September and October form party conference season, the time of year members of major political parties gather to hear from their leaders and debate the key issues of the day. Clearly, getting large numbers of people together from across the country in one place, often in cramped conditions, isn’t a good idea in the midst of a pandemic. So, while physical party conferences won’t be taking place this year, last week Labour held a virtual conference, giving party members the ability to participate in a range of sessions and to hear from party leaders on the crisis facing the country right now.
While Keir Starmer’s speech was the centrepiece of the virtual conference–setting out how under his leadership the party would stand for fairness, openness and security, it was the Shadow Chancellor’s speech which was of the greatest importance to Crawley.

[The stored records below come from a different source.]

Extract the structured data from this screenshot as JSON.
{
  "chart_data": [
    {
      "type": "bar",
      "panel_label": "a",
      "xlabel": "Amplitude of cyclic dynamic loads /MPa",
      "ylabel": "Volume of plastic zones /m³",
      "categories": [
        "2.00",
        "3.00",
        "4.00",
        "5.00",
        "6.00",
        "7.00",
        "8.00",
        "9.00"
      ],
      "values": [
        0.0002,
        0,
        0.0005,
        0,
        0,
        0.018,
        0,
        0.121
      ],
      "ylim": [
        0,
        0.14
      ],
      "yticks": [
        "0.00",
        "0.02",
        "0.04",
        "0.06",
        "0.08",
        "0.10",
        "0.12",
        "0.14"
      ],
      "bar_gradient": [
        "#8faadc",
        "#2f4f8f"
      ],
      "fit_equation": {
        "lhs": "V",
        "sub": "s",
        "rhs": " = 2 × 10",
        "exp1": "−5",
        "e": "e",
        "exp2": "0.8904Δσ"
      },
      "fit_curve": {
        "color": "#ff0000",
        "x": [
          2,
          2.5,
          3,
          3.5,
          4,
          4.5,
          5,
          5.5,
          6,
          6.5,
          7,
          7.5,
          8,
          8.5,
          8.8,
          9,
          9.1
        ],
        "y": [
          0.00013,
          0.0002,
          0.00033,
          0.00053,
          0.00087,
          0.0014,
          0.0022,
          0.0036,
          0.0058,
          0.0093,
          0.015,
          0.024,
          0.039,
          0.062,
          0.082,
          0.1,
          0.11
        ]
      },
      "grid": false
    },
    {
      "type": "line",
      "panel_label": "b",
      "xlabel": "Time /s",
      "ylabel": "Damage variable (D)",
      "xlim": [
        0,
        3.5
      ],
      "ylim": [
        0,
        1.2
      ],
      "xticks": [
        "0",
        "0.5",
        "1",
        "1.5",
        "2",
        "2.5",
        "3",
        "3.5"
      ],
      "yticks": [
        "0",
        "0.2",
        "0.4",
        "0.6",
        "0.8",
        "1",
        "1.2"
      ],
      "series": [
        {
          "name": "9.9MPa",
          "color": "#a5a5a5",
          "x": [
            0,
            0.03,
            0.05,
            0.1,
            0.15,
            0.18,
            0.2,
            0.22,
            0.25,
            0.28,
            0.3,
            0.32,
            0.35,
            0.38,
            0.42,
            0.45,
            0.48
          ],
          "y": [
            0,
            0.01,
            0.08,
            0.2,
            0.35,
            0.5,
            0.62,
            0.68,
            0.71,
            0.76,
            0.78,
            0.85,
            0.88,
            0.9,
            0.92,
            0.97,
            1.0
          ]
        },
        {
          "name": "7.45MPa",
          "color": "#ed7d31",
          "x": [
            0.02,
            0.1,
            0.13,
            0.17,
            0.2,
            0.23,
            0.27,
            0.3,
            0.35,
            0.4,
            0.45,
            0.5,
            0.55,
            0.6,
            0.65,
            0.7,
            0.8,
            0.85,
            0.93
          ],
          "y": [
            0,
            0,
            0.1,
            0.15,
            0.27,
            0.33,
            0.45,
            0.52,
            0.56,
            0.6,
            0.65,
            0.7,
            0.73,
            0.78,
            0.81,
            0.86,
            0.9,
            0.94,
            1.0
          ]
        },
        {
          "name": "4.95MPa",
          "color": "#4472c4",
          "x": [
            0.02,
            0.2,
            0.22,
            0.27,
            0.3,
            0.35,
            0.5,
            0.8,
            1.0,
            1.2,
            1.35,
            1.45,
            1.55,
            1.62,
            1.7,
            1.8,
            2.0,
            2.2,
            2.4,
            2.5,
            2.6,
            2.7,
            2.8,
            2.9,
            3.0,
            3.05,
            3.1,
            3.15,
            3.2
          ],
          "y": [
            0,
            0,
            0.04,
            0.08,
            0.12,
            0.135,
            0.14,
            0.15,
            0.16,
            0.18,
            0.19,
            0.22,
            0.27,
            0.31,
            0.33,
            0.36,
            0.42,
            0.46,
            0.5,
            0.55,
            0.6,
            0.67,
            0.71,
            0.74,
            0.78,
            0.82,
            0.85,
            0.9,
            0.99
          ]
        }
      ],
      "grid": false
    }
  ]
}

Anneliese Dodds is a great friend of the town, she previously served as one of our MEPs and I have welcomed her to Crawley on many occasions, most recently taking her to Gatwick to discuss the extent of the impact the Government’s restrictions are having on our local economy and securing her support for our campaign to save Crawley’s jobs. In her speech she spoke of the importance of providing targeted support for hard-hit sectors to save jobs through the pandemic, while criticising the haphazard way public money has been wasted through poorly-targeted interventions so far. For Crawley, the hardest hit town in the UK, targeted support will be vital to getting our local economy back on its feet and saving residents from years of unemployment.
Following her speech, we did hear from the Chancellor that there would be a scheme to replace furlough at the end of the month. This is a positive step from the Government, unfortunately reading through the detail it’s clear the support will be far too little to offer any hope of saving jobs in Crawley’s largest employment sectors. The Treasury needs to think again and act to save our community from mass-unemployment, while stopping viable industries from being lost from the UK.